Joe Wright to direct Chiwetel Ejiofor at Young Vic

Chiwetel Ejiofor and Joe Wright
Image caption Wright (right) brings Ejiofor back to the stage after his award-winning Othello

London-born film-maker Joe Wright is to direct Chiwetel Ejiofor in A Season In The Congo at the Young Vic next year.

The play tells the story of DR Congo's first independence leader, Patrice Lumumba, who was assassinated in 1960.

Best known for his Oscar-nominated adaptations of Atonement and Pride and Prejudice, Wright appears to be taking a busman's holiday in the theatre.

He is also due to direct Arthur Wing Pinero's Trelawny of the Wells at the Donmar Warehouse in Covent Garden.

But the director is no stranger to the stage, having been brought up at the Angel Theatre in north London, where his parents ran the puppet theatre.

He went on to study fine art at Central St Martins, and set his most recent film - an audacious reworking of Tolstoy's Anna Karenina - inside a Russian theatre.

The two plays mark his London stage debut.

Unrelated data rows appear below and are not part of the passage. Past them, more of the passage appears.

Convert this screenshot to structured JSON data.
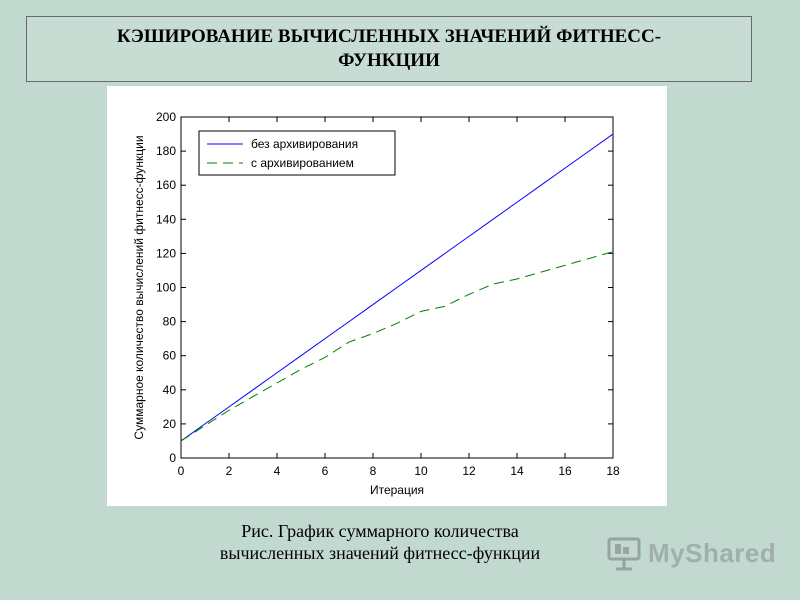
{
  "slide": {
    "title": "КЭШИРОВАНИЕ ВЫЧИСЛЕННЫХ ЗНАЧЕНИЙ ФИТНЕСС-ФУНКЦИИ",
    "caption_line1": "Рис. График суммарного количества",
    "caption_line2": "вычисленных значений фитнесс-функции"
  },
  "watermark": {
    "text": "MyShared",
    "icon": "presentation-board-icon"
  },
  "chart_data": {
    "type": "line",
    "title": "",
    "xlabel": "Итерация",
    "ylabel": "Суммарное количество вычислений фитнесс-функции",
    "xlim": [
      0,
      18
    ],
    "ylim": [
      0,
      200
    ],
    "xticks": [
      0,
      2,
      4,
      6,
      8,
      10,
      12,
      14,
      16,
      18
    ],
    "yticks": [
      0,
      20,
      40,
      60,
      80,
      100,
      120,
      140,
      160,
      180,
      200
    ],
    "grid": false,
    "legend_position": "top-left",
    "series": [
      {
        "name": "без архивирования",
        "color": "#0000ff",
        "dash": "solid",
        "x": [
          0,
          1,
          2,
          3,
          4,
          5,
          6,
          7,
          8,
          9,
          10,
          11,
          12,
          13,
          14,
          15,
          16,
          17,
          18
        ],
        "y": [
          10,
          20,
          30,
          40,
          50,
          60,
          70,
          80,
          90,
          100,
          110,
          120,
          130,
          140,
          150,
          160,
          170,
          180,
          190
        ]
      },
      {
        "name": "с архивированием",
        "color": "#008000",
        "dash": "dashed",
        "x": [
          0,
          1,
          2,
          3,
          4,
          5,
          6,
          7,
          8,
          9,
          10,
          11,
          12,
          13,
          14,
          15,
          16,
          17,
          18
        ],
        "y": [
          10,
          19,
          28,
          36,
          44,
          52,
          59,
          68,
          73,
          79,
          86,
          89,
          96,
          102,
          105,
          109,
          113,
          117,
          121
        ]
      }
    ]
  }
}
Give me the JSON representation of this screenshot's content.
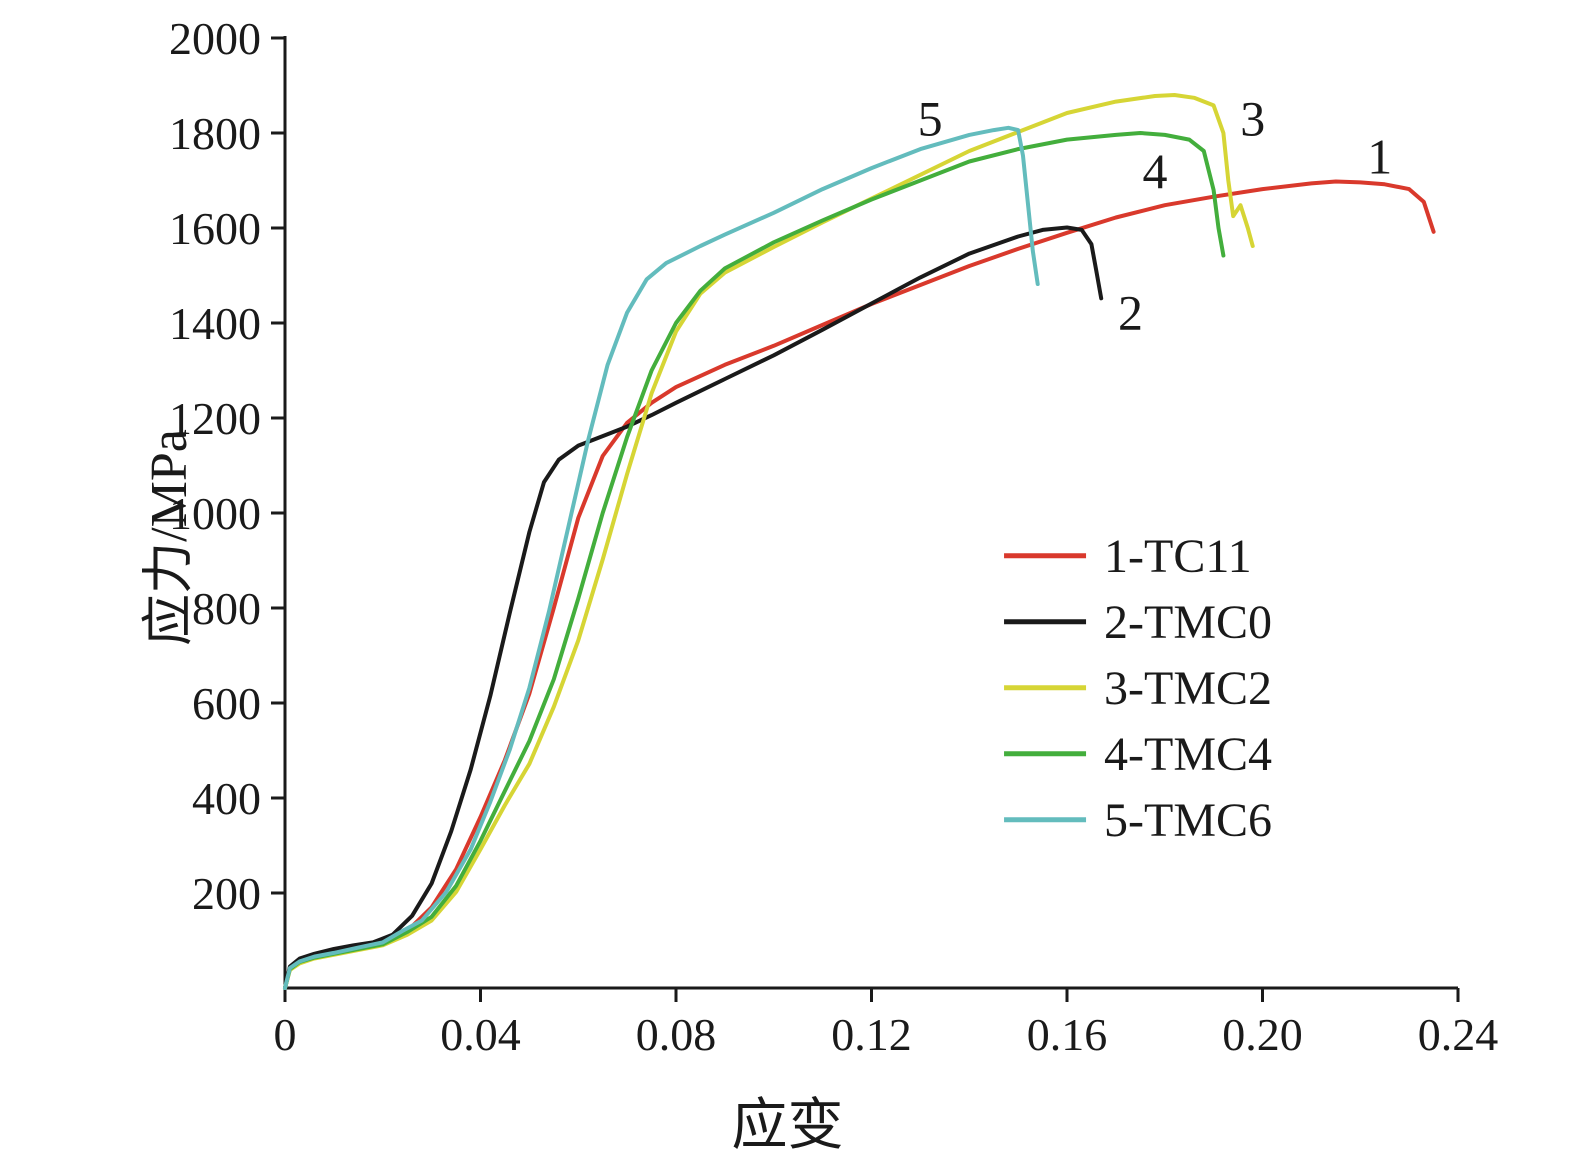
{
  "figure": {
    "xlabel": "应变",
    "ylabel": "应力/MPa"
  },
  "chart_data": {
    "type": "line",
    "title": "",
    "xlabel": "应变",
    "ylabel": "应力/MPa",
    "xlim": [
      0,
      0.24
    ],
    "ylim": [
      0,
      2000
    ],
    "grid": false,
    "legend_position": "center-right",
    "xticks": [
      0,
      0.04,
      0.08,
      0.12,
      0.16,
      0.2,
      0.24
    ],
    "xtick_labels": [
      "0",
      "0.04",
      "0.08",
      "0.12",
      "0.16",
      "0.20",
      "0.24"
    ],
    "yticks": [
      200,
      400,
      600,
      800,
      1000,
      1200,
      1400,
      1600,
      1800,
      2000
    ],
    "ytick_labels": [
      "200",
      "400",
      "600",
      "800",
      "1000",
      "1200",
      "1400",
      "1600",
      "1800",
      "2000"
    ],
    "axis_color": "#1a1a1a",
    "series": [
      {
        "name": "1-TC11",
        "color": "#d9392c",
        "annotation": {
          "text": "1",
          "x": 0.224,
          "y": 1748
        },
        "points": [
          [
            0,
            0
          ],
          [
            0.001,
            40
          ],
          [
            0.003,
            58
          ],
          [
            0.006,
            68
          ],
          [
            0.01,
            76
          ],
          [
            0.015,
            86
          ],
          [
            0.02,
            96
          ],
          [
            0.025,
            120
          ],
          [
            0.03,
            170
          ],
          [
            0.035,
            250
          ],
          [
            0.04,
            360
          ],
          [
            0.045,
            480
          ],
          [
            0.05,
            620
          ],
          [
            0.055,
            800
          ],
          [
            0.06,
            990
          ],
          [
            0.065,
            1120
          ],
          [
            0.07,
            1190
          ],
          [
            0.075,
            1232
          ],
          [
            0.08,
            1265
          ],
          [
            0.09,
            1312
          ],
          [
            0.1,
            1352
          ],
          [
            0.11,
            1396
          ],
          [
            0.12,
            1440
          ],
          [
            0.13,
            1480
          ],
          [
            0.14,
            1520
          ],
          [
            0.15,
            1556
          ],
          [
            0.16,
            1590
          ],
          [
            0.17,
            1622
          ],
          [
            0.18,
            1648
          ],
          [
            0.19,
            1666
          ],
          [
            0.2,
            1682
          ],
          [
            0.21,
            1694
          ],
          [
            0.215,
            1698
          ],
          [
            0.22,
            1696
          ],
          [
            0.225,
            1692
          ],
          [
            0.23,
            1682
          ],
          [
            0.233,
            1655
          ],
          [
            0.235,
            1592
          ]
        ]
      },
      {
        "name": "2-TMC0",
        "color": "#1a1a1a",
        "annotation": {
          "text": "2",
          "x": 0.173,
          "y": 1420
        },
        "points": [
          [
            0,
            0
          ],
          [
            0.001,
            45
          ],
          [
            0.003,
            62
          ],
          [
            0.006,
            72
          ],
          [
            0.01,
            82
          ],
          [
            0.014,
            90
          ],
          [
            0.018,
            96
          ],
          [
            0.022,
            112
          ],
          [
            0.026,
            152
          ],
          [
            0.03,
            220
          ],
          [
            0.034,
            330
          ],
          [
            0.038,
            460
          ],
          [
            0.042,
            615
          ],
          [
            0.046,
            790
          ],
          [
            0.05,
            960
          ],
          [
            0.053,
            1065
          ],
          [
            0.056,
            1112
          ],
          [
            0.06,
            1142
          ],
          [
            0.065,
            1162
          ],
          [
            0.07,
            1182
          ],
          [
            0.075,
            1206
          ],
          [
            0.08,
            1232
          ],
          [
            0.09,
            1282
          ],
          [
            0.1,
            1332
          ],
          [
            0.11,
            1386
          ],
          [
            0.12,
            1441
          ],
          [
            0.13,
            1496
          ],
          [
            0.14,
            1546
          ],
          [
            0.15,
            1582
          ],
          [
            0.155,
            1596
          ],
          [
            0.16,
            1601
          ],
          [
            0.163,
            1596
          ],
          [
            0.165,
            1566
          ],
          [
            0.166,
            1510
          ],
          [
            0.167,
            1452
          ]
        ]
      },
      {
        "name": "3-TMC2",
        "color": "#d6d535",
        "annotation": {
          "text": "3",
          "x": 0.198,
          "y": 1828
        },
        "points": [
          [
            0,
            0
          ],
          [
            0.001,
            38
          ],
          [
            0.003,
            52
          ],
          [
            0.006,
            62
          ],
          [
            0.01,
            70
          ],
          [
            0.015,
            80
          ],
          [
            0.02,
            90
          ],
          [
            0.025,
            112
          ],
          [
            0.03,
            142
          ],
          [
            0.035,
            202
          ],
          [
            0.04,
            292
          ],
          [
            0.045,
            385
          ],
          [
            0.05,
            472
          ],
          [
            0.055,
            592
          ],
          [
            0.06,
            732
          ],
          [
            0.065,
            902
          ],
          [
            0.07,
            1082
          ],
          [
            0.075,
            1252
          ],
          [
            0.08,
            1382
          ],
          [
            0.085,
            1462
          ],
          [
            0.09,
            1506
          ],
          [
            0.1,
            1560
          ],
          [
            0.11,
            1612
          ],
          [
            0.12,
            1662
          ],
          [
            0.13,
            1712
          ],
          [
            0.14,
            1762
          ],
          [
            0.15,
            1802
          ],
          [
            0.16,
            1842
          ],
          [
            0.17,
            1866
          ],
          [
            0.178,
            1878
          ],
          [
            0.182,
            1880
          ],
          [
            0.186,
            1874
          ],
          [
            0.19,
            1858
          ],
          [
            0.192,
            1800
          ],
          [
            0.193,
            1700
          ],
          [
            0.194,
            1625
          ],
          [
            0.1955,
            1648
          ],
          [
            0.197,
            1600
          ],
          [
            0.198,
            1562
          ]
        ]
      },
      {
        "name": "4-TMC4",
        "color": "#43ae3c",
        "annotation": {
          "text": "4",
          "x": 0.178,
          "y": 1718
        },
        "points": [
          [
            0,
            0
          ],
          [
            0.001,
            40
          ],
          [
            0.003,
            55
          ],
          [
            0.006,
            64
          ],
          [
            0.01,
            72
          ],
          [
            0.015,
            82
          ],
          [
            0.02,
            92
          ],
          [
            0.025,
            118
          ],
          [
            0.03,
            150
          ],
          [
            0.035,
            215
          ],
          [
            0.04,
            310
          ],
          [
            0.045,
            415
          ],
          [
            0.05,
            520
          ],
          [
            0.055,
            650
          ],
          [
            0.06,
            820
          ],
          [
            0.065,
            1000
          ],
          [
            0.07,
            1160
          ],
          [
            0.075,
            1300
          ],
          [
            0.08,
            1400
          ],
          [
            0.085,
            1468
          ],
          [
            0.09,
            1515
          ],
          [
            0.1,
            1570
          ],
          [
            0.11,
            1616
          ],
          [
            0.12,
            1660
          ],
          [
            0.13,
            1700
          ],
          [
            0.14,
            1740
          ],
          [
            0.15,
            1766
          ],
          [
            0.16,
            1786
          ],
          [
            0.17,
            1796
          ],
          [
            0.175,
            1800
          ],
          [
            0.18,
            1796
          ],
          [
            0.185,
            1786
          ],
          [
            0.188,
            1762
          ],
          [
            0.19,
            1680
          ],
          [
            0.191,
            1600
          ],
          [
            0.192,
            1542
          ]
        ]
      },
      {
        "name": "5-TMC6",
        "color": "#63bcbd",
        "annotation": {
          "text": "5",
          "x": 0.132,
          "y": 1828
        },
        "points": [
          [
            0,
            0
          ],
          [
            0.001,
            42
          ],
          [
            0.003,
            56
          ],
          [
            0.006,
            66
          ],
          [
            0.01,
            74
          ],
          [
            0.015,
            85
          ],
          [
            0.02,
            96
          ],
          [
            0.024,
            120
          ],
          [
            0.028,
            142
          ],
          [
            0.033,
            202
          ],
          [
            0.038,
            292
          ],
          [
            0.042,
            392
          ],
          [
            0.046,
            502
          ],
          [
            0.05,
            632
          ],
          [
            0.054,
            792
          ],
          [
            0.058,
            972
          ],
          [
            0.062,
            1152
          ],
          [
            0.066,
            1312
          ],
          [
            0.07,
            1422
          ],
          [
            0.074,
            1492
          ],
          [
            0.078,
            1526
          ],
          [
            0.085,
            1562
          ],
          [
            0.09,
            1586
          ],
          [
            0.1,
            1632
          ],
          [
            0.11,
            1682
          ],
          [
            0.12,
            1726
          ],
          [
            0.13,
            1766
          ],
          [
            0.14,
            1796
          ],
          [
            0.145,
            1806
          ],
          [
            0.148,
            1811
          ],
          [
            0.15,
            1806
          ],
          [
            0.151,
            1752
          ],
          [
            0.152,
            1652
          ],
          [
            0.153,
            1552
          ],
          [
            0.154,
            1482
          ]
        ]
      }
    ]
  }
}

He told the Guardian he had approached the artistic directors of both the Donmar and the Young Vic directly.

"I've been wanting for some time to work in theatre," he said. "So I decided to make a concerted effort this year as I've made five films in eight years and I just felt I wanted a different kind of rhythm."

Ejiofor, who has appeared in films including Love, Actually and Children Of Men, will play Lumumba in A Season In The Congo, which was written by Martinique poet and politician Aime Cesaire.

It is his first theatre role since winning the best actor prize at the 2008 Laurence Olivier Awards for his interpretation of Othello.

The play, which is receiving its UK premiere, is part of the Young Vic's 2013 season.

Announced on Thursday morning, the season also includes Feast, a celebration of Yoruba culture, featuring music and dance, directed by Rufus Norris; and the return of Ibsen's A Doll's House, which won favourable reviews for its first run over the summer.

That will be followed by more Ibsen - a new version of Public Enemy by David Harrower, directed by Richard Jones; and American Lulu, a radical interpretation of Alban Berg's incomplete, 20th Century opera Lulu, transported to the smoky jazz clubs of America's Deep South in the 1950s.